If you recognise the need to have a strategy to increase user adoption then the second edition of Michael Sampson’s User Adoption Strategies book will give you twenty to choose from. Michael recognises that there will be ‘first wave’ adopters who immediately see the possibilities of these technologies and so the focus of his book is on ‘second wave’ adopters who cannot make the intuitive leap from knowing features of the technology to knowing how to get the best out of it.
There are three main sections of the book, Setting the Scene, The Model and the Strategies, and User Adoption at Your Organisation. The three chapters of Setting the Scene cover the context for user adoption strategies, understanding the issues around change management and the benefits and challenges of adopting new ways of working. Then you come to the core of the book, with chapters covering winning attention, cultivating business concepts, enlivening applicability and making user adoption real. The final section of the book is designed to help readers develop a user adoption solution that best fits their own organisation, including a very good chapter (new to the Second Edition) on measuring the extent and impact of user adoption.

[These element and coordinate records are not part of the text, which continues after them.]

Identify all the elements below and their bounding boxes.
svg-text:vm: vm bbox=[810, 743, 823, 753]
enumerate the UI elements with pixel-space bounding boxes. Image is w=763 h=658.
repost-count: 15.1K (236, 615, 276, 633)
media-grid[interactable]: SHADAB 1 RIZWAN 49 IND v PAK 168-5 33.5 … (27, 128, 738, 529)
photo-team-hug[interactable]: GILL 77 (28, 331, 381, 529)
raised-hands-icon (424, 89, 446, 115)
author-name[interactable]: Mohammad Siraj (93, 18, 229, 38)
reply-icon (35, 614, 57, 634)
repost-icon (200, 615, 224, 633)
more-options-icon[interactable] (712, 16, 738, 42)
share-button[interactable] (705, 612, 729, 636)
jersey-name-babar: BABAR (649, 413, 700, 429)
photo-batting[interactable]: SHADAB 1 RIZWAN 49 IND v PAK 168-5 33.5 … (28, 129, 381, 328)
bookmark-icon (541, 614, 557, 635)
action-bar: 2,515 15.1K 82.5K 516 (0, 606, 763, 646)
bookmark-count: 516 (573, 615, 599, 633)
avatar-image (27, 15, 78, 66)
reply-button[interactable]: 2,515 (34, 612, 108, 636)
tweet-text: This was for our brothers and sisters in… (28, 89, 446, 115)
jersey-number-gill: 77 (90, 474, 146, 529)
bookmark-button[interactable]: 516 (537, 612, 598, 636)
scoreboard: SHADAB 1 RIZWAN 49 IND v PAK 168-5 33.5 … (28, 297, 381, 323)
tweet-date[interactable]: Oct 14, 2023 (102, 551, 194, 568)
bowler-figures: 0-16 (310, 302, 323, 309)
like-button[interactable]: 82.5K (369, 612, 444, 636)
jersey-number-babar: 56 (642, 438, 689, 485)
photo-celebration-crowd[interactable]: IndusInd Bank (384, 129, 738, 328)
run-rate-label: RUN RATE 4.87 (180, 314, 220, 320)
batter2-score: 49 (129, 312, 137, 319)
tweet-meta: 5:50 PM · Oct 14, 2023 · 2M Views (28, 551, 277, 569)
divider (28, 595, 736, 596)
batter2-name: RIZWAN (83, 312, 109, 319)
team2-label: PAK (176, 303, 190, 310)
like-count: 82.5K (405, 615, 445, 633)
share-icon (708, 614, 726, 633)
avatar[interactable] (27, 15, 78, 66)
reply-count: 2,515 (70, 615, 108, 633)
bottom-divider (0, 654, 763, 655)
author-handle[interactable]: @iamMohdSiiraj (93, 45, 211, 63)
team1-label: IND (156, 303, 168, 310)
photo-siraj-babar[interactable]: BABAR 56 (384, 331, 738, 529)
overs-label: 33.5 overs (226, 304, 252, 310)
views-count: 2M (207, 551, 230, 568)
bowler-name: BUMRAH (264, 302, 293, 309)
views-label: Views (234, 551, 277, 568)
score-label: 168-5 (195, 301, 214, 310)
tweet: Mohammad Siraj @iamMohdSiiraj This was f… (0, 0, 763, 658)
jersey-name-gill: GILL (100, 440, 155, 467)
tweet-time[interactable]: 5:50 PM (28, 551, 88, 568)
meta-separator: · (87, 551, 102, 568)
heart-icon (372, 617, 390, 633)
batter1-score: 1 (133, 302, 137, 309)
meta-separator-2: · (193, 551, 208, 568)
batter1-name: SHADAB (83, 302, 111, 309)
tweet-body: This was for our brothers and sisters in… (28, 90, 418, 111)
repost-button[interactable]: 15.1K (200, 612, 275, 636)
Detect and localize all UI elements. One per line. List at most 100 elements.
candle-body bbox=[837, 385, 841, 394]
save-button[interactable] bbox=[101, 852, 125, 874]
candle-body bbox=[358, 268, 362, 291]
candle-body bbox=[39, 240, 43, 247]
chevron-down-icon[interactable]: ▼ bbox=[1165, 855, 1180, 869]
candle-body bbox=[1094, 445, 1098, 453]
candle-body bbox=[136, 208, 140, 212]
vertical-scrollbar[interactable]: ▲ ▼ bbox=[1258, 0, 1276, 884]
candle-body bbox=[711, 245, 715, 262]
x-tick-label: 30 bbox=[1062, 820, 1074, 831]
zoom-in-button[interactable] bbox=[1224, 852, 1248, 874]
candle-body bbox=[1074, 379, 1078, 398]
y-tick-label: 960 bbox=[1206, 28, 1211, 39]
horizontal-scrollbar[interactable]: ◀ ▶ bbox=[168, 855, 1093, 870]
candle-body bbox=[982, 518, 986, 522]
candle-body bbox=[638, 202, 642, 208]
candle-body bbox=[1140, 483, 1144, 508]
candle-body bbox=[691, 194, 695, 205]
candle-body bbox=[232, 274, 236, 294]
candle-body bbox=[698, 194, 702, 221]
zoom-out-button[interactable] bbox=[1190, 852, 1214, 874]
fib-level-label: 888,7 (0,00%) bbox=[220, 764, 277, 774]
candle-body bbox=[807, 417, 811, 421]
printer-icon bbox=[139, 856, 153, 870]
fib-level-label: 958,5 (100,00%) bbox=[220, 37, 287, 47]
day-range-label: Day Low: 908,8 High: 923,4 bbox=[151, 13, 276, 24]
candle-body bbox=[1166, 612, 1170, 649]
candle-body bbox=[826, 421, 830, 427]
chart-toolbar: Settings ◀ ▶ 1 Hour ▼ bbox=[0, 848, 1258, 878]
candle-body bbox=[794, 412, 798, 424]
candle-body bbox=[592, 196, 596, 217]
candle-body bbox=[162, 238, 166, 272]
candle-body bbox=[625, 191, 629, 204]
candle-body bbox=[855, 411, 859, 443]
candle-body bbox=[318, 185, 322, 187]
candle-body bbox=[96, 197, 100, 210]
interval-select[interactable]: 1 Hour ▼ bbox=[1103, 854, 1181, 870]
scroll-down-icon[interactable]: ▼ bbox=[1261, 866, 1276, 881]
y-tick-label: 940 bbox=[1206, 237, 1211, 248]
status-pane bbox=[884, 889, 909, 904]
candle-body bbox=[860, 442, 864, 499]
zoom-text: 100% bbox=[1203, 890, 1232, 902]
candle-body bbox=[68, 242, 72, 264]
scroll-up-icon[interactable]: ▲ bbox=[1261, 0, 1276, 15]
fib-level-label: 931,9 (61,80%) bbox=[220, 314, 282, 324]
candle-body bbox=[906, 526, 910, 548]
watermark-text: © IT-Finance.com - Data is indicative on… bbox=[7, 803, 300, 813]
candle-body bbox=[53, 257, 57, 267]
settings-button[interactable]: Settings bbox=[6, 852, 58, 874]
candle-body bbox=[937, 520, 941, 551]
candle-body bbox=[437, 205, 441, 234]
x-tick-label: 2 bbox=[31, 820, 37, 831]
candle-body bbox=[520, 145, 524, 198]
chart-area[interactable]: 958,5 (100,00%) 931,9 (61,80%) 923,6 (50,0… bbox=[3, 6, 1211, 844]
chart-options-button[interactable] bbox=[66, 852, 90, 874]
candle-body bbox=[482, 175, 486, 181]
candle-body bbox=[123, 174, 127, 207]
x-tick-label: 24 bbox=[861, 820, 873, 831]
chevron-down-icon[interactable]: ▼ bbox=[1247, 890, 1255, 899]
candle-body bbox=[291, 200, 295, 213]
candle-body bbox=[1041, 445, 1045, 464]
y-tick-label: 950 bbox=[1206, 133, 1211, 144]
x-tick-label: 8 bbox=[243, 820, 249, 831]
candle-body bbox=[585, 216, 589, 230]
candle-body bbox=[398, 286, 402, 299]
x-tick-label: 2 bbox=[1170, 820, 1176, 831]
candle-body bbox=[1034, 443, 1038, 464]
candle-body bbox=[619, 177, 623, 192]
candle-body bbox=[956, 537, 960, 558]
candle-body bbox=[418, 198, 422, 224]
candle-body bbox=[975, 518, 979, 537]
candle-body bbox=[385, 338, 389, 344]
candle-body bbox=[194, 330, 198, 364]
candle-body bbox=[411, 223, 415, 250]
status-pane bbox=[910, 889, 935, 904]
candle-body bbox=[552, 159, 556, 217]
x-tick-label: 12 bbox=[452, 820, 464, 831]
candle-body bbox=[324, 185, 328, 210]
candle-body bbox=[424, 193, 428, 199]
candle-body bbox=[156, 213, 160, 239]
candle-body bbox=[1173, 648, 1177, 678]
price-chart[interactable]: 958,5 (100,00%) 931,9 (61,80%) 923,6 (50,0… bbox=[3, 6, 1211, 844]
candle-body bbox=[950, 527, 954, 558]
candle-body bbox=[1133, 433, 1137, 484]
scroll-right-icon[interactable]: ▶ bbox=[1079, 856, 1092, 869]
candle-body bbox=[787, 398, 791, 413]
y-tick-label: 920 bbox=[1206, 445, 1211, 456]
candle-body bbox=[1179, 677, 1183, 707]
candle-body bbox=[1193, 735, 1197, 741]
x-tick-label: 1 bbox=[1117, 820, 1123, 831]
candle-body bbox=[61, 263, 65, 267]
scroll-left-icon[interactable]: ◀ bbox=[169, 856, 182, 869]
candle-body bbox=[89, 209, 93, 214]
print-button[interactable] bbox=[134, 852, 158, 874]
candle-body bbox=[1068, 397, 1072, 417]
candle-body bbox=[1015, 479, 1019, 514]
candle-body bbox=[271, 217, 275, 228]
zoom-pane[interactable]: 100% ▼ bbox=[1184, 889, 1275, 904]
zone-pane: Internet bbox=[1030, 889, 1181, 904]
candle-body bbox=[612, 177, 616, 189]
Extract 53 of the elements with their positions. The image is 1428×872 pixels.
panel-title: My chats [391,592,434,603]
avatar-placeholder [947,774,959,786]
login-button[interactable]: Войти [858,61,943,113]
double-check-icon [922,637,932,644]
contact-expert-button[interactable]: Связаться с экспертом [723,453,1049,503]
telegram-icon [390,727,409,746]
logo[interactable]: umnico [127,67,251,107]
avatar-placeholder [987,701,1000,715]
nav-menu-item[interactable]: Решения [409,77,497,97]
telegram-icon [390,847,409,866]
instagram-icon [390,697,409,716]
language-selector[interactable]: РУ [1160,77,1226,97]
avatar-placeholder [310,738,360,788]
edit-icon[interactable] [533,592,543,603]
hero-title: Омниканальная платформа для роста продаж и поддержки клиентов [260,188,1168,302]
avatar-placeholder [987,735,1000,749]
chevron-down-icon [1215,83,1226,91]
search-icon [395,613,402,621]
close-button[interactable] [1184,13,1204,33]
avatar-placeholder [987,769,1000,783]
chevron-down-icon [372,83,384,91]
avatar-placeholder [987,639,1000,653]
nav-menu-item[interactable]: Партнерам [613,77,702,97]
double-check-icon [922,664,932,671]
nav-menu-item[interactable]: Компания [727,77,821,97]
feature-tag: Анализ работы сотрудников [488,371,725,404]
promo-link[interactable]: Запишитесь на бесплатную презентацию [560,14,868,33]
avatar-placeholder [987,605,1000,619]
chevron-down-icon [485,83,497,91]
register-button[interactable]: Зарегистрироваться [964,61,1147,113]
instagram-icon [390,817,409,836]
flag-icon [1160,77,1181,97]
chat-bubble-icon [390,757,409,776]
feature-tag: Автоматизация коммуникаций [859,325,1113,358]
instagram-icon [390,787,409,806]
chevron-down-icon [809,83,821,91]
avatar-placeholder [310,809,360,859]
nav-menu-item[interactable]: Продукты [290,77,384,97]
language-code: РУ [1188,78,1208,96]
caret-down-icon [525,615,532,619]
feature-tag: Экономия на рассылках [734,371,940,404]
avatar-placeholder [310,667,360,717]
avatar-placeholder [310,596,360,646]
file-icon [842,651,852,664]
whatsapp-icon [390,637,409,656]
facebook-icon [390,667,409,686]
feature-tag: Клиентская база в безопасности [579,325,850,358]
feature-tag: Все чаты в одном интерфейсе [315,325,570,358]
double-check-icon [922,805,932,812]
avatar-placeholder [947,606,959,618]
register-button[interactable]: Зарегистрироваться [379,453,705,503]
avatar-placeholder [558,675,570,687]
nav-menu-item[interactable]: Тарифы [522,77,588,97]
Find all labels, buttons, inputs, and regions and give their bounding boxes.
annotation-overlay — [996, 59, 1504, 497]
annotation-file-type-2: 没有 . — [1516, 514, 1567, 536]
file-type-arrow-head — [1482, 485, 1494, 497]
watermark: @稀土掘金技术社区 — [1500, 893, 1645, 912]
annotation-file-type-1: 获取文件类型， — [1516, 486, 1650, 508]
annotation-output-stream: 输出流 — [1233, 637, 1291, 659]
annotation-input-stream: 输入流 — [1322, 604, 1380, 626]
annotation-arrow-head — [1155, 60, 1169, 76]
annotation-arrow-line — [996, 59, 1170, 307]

Throughout the 300 pages of the book Michael seamlessly integrates the experience from his many consulting assignments and workshops with case studies, research papers, blogs and references to other books. In addition Michael presents the results of surveys he conducted in 2010 and again this year. The quality of the writing and presentation are both excellent, and once again Michael has achieved a standard of self-publication that most commercial publishers would be proud to achieve. The format is the same as his Collaboration Roadmap, a little larger than the 2010 edition of User Adoption Strategies. Each book costs $US39, a small price to pay for so much good advice. Both books stand on their own but the combination will give you all you need to make a substantial improvement on the impact that collaborative working has on the achievement of business and personal objectives.